Is time clock rounding a legal practice in California?

On Behalf of | Mar 5, 2024 | Firm News |

Paying workers an agreed-upon wage is perhaps the most basic responsibility of modern employers. Workers have a right to receive fair wages in accordance with their employment agreements and applicable laws. Both federal laws and California state statutes help protect employees from abuses by employers.

California actually has more robust wage and hour protections than much of the rest of the country. State law expands on overtime protections in several ways, for example. There are also key differences between California pay rules and federal fair pay standards. Those differences rely both on statutes implemented by lawmakers and precedents created during court cases. Some companies employ practices when dealing with California workers that might be legal elsewhere but technically violate state standards.

Is time clock rounding a lawful practice for businesses operating in California?

Courts have ruled on rounding practices

There was a time not that long ago when time clock rounding was a reasonable business decision. Having a single location to clock in or clock out can be an operational choke point that could very much slow down the beginning of shifts and lead to worker frustration when they are on their way out for the day.

Companies may have implemented a policy where they track a worker’s time not to the exact moment that they begin or end of the shift but rather to a specific increment of time.

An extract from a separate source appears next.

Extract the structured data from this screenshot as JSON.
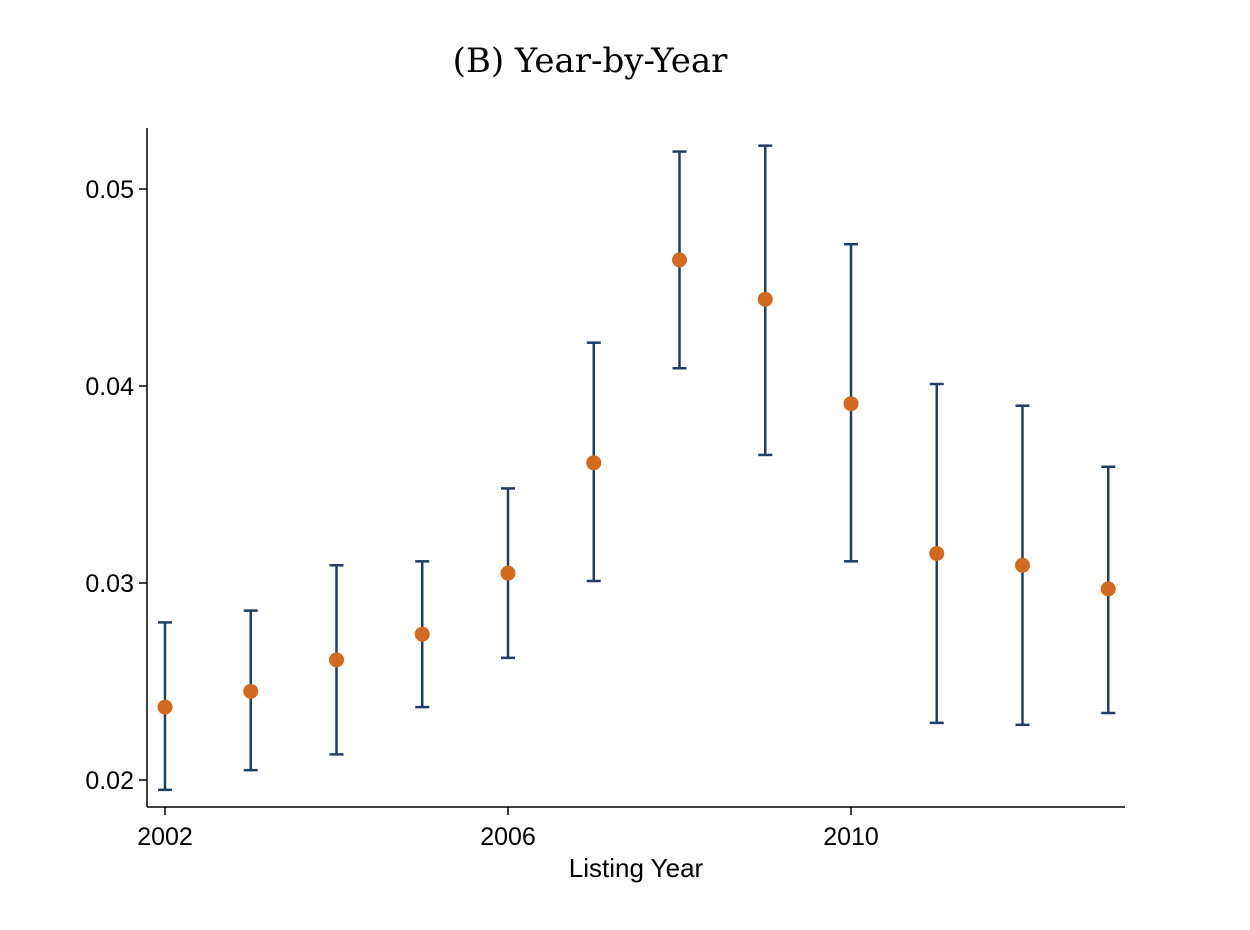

Companies often pay workers in five, 10 or even 15-minute increments. They might then engage in time clock rounding to pay workers.

The company rounds up or down the total number of minutes worked to the next appropriate increment. Time clock rounding lends itself to abuse, as employers may intentionally round down more often than they round up with calculating payroll. Even when companies are fair and neutral about rounding, the California courts have ruled that such practices likely violate state law.

The accessibility of highly-accurate timekeeping software systems makes time clock rounding unnecessary. It is a practice that may deny workers the pay that they deserve and could therefore justify litigation brought by frustrated employees. As such, pursuing a wage claim when a company violates California employment laws can potentially lead to both compensation for affected workers and changes to company practices.